The electric vehicle revolution is continuing to spread its wings in the South as a startup Envirotech Vehicles opened its new plant for building EVs in Arkansas.
Envirotech Vehicles, which plans to build zero-emission, purpose-built EVs, produced its first electric vehicle Thursday — an electric cargo van — at its new U.S.-based manufacturing facility in Osceola, Arkansas, not far from Memphis, Tennessee.
The new plant is near where Ford Motor Co. is planning to locate its Blue Oval electric truck and battery plants, although they’re across the border, near Stanton, Tennessee to the east of Memphis.
Phillip Oldridge, Envirotech Vehicles CEO said, “As the only auto manufacturer in the state, we are honored to be leaders in the future of Arkansas’s transportation industry.
“Our facility will not only do great things for our company but also the local economy in Mississippi County and surrounding areas as we provide more jobs and more revenue generation for the state.”
First of the new offerings
During the event, the company marked the final assembly of 68 vehicles, including 10 right-hand drive vehicles, which will to ship to customers all across the country, from New Jersey to Utah. The company projects once the plant is at full capacity, it’ll build 10,000 vehicles annual.

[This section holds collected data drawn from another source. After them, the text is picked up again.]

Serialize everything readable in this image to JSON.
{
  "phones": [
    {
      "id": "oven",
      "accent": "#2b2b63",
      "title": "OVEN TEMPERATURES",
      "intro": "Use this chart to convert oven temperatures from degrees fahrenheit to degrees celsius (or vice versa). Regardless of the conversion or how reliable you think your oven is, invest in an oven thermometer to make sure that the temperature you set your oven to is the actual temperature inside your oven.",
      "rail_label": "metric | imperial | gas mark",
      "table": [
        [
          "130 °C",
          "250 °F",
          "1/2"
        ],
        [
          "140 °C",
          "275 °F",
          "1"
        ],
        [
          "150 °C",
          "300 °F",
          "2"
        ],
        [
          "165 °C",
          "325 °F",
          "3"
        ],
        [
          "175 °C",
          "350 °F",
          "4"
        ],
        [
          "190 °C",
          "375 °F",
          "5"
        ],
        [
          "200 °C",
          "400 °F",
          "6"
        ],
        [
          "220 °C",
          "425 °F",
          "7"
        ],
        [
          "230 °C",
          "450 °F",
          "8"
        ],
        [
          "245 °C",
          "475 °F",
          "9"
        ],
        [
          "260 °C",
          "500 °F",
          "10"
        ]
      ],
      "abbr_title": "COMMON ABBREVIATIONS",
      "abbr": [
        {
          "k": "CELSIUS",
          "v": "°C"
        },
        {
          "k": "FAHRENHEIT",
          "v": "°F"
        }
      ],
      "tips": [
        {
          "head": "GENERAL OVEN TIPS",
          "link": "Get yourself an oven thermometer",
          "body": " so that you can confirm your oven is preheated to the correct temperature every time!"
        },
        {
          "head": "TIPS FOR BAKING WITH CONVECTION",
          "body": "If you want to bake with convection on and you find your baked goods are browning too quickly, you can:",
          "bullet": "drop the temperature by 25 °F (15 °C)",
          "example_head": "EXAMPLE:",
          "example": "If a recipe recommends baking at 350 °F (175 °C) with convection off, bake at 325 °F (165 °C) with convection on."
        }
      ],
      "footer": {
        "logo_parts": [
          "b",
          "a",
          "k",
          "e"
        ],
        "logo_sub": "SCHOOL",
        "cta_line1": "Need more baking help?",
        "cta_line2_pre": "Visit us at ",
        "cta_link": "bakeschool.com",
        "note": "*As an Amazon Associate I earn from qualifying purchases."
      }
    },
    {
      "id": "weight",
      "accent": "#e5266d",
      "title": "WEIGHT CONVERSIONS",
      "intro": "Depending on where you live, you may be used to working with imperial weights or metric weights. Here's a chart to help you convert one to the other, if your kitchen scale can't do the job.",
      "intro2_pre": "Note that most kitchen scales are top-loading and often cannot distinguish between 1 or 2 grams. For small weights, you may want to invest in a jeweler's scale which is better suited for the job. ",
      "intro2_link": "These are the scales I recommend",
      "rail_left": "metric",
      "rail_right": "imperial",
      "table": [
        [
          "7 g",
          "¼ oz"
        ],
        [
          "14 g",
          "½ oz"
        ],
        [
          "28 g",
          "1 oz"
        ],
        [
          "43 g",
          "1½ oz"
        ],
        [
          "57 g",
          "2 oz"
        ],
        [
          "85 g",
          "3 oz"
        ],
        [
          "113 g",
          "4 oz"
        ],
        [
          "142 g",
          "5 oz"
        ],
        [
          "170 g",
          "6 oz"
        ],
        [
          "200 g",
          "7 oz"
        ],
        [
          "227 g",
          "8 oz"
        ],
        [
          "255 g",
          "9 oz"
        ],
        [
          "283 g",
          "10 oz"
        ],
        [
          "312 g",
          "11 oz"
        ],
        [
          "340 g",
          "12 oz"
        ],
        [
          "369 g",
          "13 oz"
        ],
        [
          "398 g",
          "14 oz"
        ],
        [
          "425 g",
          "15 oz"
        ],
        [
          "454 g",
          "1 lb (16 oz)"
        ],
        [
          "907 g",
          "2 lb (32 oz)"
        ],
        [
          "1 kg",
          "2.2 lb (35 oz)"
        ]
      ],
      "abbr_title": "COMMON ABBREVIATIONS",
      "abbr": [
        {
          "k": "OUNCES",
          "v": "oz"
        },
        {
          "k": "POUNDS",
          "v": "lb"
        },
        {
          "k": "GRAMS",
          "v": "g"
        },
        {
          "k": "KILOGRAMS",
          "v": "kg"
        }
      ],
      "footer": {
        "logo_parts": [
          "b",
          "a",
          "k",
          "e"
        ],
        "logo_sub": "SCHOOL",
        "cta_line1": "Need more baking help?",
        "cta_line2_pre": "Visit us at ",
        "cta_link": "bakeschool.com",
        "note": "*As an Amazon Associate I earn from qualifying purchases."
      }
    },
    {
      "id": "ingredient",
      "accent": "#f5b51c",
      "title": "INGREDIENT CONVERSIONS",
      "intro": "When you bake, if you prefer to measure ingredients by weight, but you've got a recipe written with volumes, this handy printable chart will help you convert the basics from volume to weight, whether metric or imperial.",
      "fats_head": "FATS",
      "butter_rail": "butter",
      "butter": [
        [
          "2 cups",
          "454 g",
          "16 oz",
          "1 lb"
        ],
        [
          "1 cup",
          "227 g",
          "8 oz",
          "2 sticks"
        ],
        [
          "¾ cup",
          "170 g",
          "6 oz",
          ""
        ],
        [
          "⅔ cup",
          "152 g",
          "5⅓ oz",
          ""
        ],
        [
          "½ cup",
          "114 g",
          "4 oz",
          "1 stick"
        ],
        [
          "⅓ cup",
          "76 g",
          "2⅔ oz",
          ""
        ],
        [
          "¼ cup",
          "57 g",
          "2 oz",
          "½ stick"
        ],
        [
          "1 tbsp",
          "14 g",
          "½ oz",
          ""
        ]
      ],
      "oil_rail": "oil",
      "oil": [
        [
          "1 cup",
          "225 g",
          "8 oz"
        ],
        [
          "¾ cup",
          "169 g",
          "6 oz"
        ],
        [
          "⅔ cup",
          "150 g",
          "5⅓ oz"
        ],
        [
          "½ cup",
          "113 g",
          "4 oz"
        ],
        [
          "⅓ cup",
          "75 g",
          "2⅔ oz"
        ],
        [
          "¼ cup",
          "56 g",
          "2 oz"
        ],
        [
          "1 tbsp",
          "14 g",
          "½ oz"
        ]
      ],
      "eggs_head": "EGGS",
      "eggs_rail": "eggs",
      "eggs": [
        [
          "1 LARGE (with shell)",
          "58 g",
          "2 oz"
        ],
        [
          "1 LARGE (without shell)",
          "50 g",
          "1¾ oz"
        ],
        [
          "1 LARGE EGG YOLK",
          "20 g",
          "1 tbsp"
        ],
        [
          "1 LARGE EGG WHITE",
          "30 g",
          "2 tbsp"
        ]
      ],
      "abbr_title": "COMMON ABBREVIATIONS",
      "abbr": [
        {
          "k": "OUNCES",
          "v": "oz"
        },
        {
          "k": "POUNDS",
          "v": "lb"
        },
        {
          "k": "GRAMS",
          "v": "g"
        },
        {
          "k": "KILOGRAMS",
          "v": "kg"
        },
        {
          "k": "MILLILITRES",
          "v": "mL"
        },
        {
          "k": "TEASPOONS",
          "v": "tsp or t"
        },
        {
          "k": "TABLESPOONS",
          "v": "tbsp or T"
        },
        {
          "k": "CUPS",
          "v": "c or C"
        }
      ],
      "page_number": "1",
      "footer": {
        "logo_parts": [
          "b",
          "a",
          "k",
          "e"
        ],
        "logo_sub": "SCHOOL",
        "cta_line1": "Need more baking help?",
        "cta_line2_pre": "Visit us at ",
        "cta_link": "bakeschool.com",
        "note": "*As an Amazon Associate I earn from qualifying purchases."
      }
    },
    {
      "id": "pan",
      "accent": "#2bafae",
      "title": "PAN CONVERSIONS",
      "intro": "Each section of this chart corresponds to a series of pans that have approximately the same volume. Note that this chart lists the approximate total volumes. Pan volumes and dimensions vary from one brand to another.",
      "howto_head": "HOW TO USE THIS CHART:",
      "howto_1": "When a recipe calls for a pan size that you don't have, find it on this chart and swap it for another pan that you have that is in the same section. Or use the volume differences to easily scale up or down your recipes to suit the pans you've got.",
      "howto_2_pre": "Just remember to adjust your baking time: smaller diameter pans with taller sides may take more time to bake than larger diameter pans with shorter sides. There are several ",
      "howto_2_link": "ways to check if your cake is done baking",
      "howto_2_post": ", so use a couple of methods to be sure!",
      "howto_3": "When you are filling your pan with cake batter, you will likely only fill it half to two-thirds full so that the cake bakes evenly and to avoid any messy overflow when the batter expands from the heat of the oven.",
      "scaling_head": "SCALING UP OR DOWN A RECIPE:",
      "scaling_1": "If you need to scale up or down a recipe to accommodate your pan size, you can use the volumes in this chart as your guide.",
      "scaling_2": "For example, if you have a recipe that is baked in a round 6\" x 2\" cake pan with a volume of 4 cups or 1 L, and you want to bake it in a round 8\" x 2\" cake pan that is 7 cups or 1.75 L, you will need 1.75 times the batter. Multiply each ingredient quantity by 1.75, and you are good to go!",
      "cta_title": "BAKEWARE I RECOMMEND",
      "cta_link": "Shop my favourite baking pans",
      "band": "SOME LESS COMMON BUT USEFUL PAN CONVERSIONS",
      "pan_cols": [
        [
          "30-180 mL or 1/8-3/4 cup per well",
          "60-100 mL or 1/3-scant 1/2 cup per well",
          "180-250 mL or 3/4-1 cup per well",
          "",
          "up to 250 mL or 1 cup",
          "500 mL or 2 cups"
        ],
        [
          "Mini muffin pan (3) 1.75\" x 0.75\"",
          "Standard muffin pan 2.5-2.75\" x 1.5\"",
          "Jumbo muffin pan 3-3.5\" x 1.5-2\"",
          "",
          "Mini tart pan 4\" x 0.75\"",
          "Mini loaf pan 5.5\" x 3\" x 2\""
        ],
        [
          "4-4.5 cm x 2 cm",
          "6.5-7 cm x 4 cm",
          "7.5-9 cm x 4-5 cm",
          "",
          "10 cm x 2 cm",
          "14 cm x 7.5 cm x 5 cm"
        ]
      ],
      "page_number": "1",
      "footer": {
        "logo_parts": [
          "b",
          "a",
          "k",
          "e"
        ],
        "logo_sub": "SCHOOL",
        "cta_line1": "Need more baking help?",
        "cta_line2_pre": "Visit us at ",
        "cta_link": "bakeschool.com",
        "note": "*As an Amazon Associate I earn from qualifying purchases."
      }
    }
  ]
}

Envirotech Vehicles provides electric vehicles focused on reducing the total cost of vehicle ownership and helping fleet operators unlock the benefits of green technology.
The company’s business plan calls for focusing on commercial and last-mile fleets, school districts, public and private transportation service companies and colleges and universities to meet the increasing demand for heavy-duty electric vehicles, while addressing the challenges of fuel price cost instability and regulatory compliance.
Company grew out of earlier failures
Envirotech is a successor to a company called Adomani, which enjoyed a moment in the spotlight after it went public in June 2017. The IPO was priced at $5 a share, and within a month the stock topped $17 a share. A year later, the share price hovered around $1 and it hasn’t recovered since that time.
Adomani touted its zero-emission electric and hybrid drivetrains for new vehicles and for use in existing vehicles. The initial target market was school buses and medium- to heavy-duty commercial fleet vehicles.
However, Adomani, according to the Envirotech website, didn’t have its own technology or manufacturing capabilities but instead sold drivetrains manufactured by a third-party company.
The contract with the supplier was terminated when Cummins, an Indiana-based maker of engines, purchased the supplier, resulting in the sales contract with bus manufacturer Blue Bird Corp. being terminated.
Birth of a new company
Oldridge founded GreenPower Motor Co., building electric drivetrains, and vehicles to boot. Both had extensive backgrounds in the transportation industry prior to GreenPower with many years of both technical and business expertise.
As Adomani headed toward bankruptcy, Oldridge was introduced to the company through mutual contacts and he was eventually appointed CEO in September 2020, paring the staff down and fixing the company’s finances while raising money for a new company.
In March 2021 Adomani merged with Envirotech Drive Systems and earlier this year moved from California to Arkansas.